Kim Ritter: Jenseits der Monosexualität
Psychosozial-Verlag, Gießen 2020.
Bisexuelle Menschen werden oft doppelt diskriminiert. Sie sind sowohl von Homophobie als auch von Biphobie betroffen, wobei Biphobie sowohl von homosexuellen als auch von heterosexuellen Menschen ausgeübt werden kann. So wird bisexuellen Personen unter anderem vorgeworfen, eigentlich lesbisch oder schwul zu sein, aber sie seien zu feige, um sich komplett zu outen.
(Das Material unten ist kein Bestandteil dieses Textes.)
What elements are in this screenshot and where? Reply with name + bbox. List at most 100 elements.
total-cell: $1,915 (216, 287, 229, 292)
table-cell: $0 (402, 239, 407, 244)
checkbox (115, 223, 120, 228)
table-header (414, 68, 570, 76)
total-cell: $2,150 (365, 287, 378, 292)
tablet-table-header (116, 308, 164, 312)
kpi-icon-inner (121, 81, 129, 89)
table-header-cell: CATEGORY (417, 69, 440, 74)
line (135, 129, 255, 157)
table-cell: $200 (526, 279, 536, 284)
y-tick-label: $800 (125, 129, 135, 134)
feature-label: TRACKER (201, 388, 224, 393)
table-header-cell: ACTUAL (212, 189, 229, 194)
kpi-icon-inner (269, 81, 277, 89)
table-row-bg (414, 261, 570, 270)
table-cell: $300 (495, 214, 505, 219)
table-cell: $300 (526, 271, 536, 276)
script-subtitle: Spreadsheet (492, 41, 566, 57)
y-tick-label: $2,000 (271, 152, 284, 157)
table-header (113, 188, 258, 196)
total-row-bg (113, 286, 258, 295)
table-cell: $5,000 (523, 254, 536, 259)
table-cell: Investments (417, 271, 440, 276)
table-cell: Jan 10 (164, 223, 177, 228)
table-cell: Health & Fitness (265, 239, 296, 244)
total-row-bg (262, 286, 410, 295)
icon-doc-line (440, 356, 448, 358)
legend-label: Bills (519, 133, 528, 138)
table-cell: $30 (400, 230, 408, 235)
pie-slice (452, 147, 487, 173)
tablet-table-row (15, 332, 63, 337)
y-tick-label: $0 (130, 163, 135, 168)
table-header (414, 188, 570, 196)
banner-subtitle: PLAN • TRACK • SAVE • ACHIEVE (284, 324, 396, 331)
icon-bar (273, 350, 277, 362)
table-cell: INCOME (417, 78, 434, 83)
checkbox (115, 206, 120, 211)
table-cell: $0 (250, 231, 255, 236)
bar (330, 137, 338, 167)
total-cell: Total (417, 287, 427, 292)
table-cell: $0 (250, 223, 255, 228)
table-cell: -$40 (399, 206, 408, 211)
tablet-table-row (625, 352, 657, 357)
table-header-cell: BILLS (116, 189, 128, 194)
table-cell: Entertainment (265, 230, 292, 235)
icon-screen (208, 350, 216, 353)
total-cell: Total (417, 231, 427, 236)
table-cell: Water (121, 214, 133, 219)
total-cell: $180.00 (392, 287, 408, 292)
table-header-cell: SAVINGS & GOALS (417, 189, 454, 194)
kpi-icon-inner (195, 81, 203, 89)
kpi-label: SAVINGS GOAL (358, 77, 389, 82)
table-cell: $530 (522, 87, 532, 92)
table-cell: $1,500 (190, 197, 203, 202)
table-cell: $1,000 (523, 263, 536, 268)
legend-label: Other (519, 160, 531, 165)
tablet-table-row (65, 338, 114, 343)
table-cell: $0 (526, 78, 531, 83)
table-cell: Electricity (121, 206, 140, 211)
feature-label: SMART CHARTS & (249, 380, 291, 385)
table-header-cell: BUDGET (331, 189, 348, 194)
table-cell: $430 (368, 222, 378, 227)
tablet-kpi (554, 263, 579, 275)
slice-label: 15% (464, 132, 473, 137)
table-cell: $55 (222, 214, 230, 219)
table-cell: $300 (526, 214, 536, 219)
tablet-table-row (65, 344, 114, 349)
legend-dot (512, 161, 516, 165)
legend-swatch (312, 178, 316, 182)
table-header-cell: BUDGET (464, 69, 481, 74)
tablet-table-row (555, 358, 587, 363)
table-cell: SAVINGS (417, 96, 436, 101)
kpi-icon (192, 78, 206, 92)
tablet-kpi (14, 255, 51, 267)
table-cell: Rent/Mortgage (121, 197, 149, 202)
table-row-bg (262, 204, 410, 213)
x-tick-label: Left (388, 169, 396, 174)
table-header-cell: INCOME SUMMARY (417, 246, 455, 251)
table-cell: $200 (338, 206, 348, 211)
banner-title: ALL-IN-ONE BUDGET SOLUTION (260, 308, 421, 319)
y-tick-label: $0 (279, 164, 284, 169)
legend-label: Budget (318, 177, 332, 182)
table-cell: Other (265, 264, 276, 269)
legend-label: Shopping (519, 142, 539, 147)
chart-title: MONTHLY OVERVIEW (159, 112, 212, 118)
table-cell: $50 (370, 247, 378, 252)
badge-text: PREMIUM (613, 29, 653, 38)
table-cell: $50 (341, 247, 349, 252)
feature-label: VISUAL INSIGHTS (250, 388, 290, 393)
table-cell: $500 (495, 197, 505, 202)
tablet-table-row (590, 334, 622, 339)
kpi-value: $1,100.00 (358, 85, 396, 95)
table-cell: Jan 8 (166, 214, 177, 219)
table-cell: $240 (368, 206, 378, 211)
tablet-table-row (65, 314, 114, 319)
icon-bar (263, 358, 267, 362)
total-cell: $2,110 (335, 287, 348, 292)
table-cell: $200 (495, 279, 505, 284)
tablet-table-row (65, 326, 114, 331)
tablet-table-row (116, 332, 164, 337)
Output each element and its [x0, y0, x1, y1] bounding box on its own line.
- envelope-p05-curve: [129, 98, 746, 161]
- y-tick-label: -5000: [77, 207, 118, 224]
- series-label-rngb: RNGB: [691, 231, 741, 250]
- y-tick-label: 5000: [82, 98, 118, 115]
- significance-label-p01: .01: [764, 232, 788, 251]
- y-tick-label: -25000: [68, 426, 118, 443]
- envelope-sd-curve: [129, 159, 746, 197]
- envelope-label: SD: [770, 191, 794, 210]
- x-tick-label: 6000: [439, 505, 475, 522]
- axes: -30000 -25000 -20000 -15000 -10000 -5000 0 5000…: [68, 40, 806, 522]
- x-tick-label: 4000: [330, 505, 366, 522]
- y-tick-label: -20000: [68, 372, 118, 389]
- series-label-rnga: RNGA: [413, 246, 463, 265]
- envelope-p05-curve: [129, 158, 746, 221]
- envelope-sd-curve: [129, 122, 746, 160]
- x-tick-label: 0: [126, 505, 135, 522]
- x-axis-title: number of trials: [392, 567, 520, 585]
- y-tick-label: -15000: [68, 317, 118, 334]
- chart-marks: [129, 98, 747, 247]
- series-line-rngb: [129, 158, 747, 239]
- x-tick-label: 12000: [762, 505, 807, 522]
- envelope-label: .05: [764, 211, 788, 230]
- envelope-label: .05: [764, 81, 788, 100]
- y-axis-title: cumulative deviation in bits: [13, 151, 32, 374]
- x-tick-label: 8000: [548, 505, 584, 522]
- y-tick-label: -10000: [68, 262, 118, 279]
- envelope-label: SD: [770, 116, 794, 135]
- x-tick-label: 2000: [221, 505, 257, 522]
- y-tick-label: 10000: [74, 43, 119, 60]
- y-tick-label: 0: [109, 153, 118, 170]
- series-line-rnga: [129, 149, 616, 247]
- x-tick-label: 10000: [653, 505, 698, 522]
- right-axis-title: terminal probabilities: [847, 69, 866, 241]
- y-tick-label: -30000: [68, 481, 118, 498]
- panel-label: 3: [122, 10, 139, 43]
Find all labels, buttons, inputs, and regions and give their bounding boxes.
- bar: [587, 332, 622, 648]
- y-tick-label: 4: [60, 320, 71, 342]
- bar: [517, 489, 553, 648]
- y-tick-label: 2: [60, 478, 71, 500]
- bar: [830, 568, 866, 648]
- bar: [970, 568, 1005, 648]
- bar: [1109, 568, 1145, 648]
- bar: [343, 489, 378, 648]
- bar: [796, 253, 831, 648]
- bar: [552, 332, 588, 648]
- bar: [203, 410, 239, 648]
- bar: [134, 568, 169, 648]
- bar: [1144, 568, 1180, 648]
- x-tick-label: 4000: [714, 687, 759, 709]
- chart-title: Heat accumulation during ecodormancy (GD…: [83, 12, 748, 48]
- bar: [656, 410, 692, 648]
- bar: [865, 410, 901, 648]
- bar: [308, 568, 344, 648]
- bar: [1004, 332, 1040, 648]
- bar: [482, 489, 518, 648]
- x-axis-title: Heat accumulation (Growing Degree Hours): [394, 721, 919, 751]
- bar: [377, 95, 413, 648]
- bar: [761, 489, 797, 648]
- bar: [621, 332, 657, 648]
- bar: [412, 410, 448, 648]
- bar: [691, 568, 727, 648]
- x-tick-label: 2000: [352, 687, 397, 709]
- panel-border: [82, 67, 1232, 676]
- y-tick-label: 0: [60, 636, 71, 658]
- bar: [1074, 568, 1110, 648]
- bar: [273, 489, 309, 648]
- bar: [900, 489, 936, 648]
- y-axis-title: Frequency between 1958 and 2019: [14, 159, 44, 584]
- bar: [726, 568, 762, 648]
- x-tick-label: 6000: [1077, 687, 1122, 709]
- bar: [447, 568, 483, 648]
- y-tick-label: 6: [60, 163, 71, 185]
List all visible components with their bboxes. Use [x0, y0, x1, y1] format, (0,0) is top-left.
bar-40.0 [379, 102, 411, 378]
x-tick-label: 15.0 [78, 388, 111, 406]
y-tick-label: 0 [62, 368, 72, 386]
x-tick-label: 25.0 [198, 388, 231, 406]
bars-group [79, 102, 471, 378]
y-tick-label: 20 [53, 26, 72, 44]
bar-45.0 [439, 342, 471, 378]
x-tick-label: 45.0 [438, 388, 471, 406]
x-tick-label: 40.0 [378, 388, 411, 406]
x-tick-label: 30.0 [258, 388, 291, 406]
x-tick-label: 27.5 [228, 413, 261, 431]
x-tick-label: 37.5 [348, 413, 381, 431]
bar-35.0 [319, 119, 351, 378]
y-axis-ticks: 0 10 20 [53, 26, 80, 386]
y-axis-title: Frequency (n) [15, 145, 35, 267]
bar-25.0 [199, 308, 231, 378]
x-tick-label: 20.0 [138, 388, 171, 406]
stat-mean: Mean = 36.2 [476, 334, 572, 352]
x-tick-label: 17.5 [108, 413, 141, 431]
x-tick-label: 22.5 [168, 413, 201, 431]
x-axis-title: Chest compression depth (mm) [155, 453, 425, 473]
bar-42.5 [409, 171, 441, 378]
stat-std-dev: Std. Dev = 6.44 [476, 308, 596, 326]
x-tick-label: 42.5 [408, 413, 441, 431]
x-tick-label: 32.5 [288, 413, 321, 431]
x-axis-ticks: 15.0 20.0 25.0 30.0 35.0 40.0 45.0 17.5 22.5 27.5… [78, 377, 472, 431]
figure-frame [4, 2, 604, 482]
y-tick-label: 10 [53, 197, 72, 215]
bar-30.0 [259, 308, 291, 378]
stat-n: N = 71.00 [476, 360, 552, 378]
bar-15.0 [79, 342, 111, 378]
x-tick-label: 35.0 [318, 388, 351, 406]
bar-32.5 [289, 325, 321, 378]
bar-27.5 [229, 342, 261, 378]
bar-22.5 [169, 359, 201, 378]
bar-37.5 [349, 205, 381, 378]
Laut einer europaweit durchgeführten Studie haben 47 Prozent der bisexuellen Frauen und 36 Prozent der bisexuellen Männer in den vergangenen zwölf Monaten vor der Erhebung Diskriminierung aufgrund ihrer sexuellen Orientierung erfahren. Es waren vor allem solche negativen Erfahrungen, mit denen sich die sozialwissenschaftlichen Arbeiten in den vergangenen 20 Jahren zum Thema Bisexualität beschäftigt haben. Die Soziologin Kim Ritter geht im vorliegenden Buch nicht nur auf die Problematik der Ausgrenzung und Abwertung ein, sondern sie nimmt die gesamten Lebensrealitäten von bisexuellen Menschen in den Blick. Sie hat dazu biografisch-narrative Interviews mit 15 Frauen, mit zwei sich in manchen Kontexten als trans* bezeichnende Personen und mit 14 Männern geführt. Alle Interviewpartner*innen bezeichneten sich als bisexuell. In den sehr offen geführten Gesprächen ging es darum, die Bisexualität im Kontext des alltäglichen Erlebens und Handelns zu erforschen. Es sind teilweise sehr berührende Biografien, die das Ringen um Anerkennung und die Herausforderungen im Zusammenhang mit der Bisexualität zum Ausdruck bringen. Die Buch ist empfehlenswert, weil es einen positiven Blick auf die Fülle und Vielfalt von Sexualität und Beziehungsformen aufzeigt: von serieller Monogamie über polygame Mehrfachbeziehungen.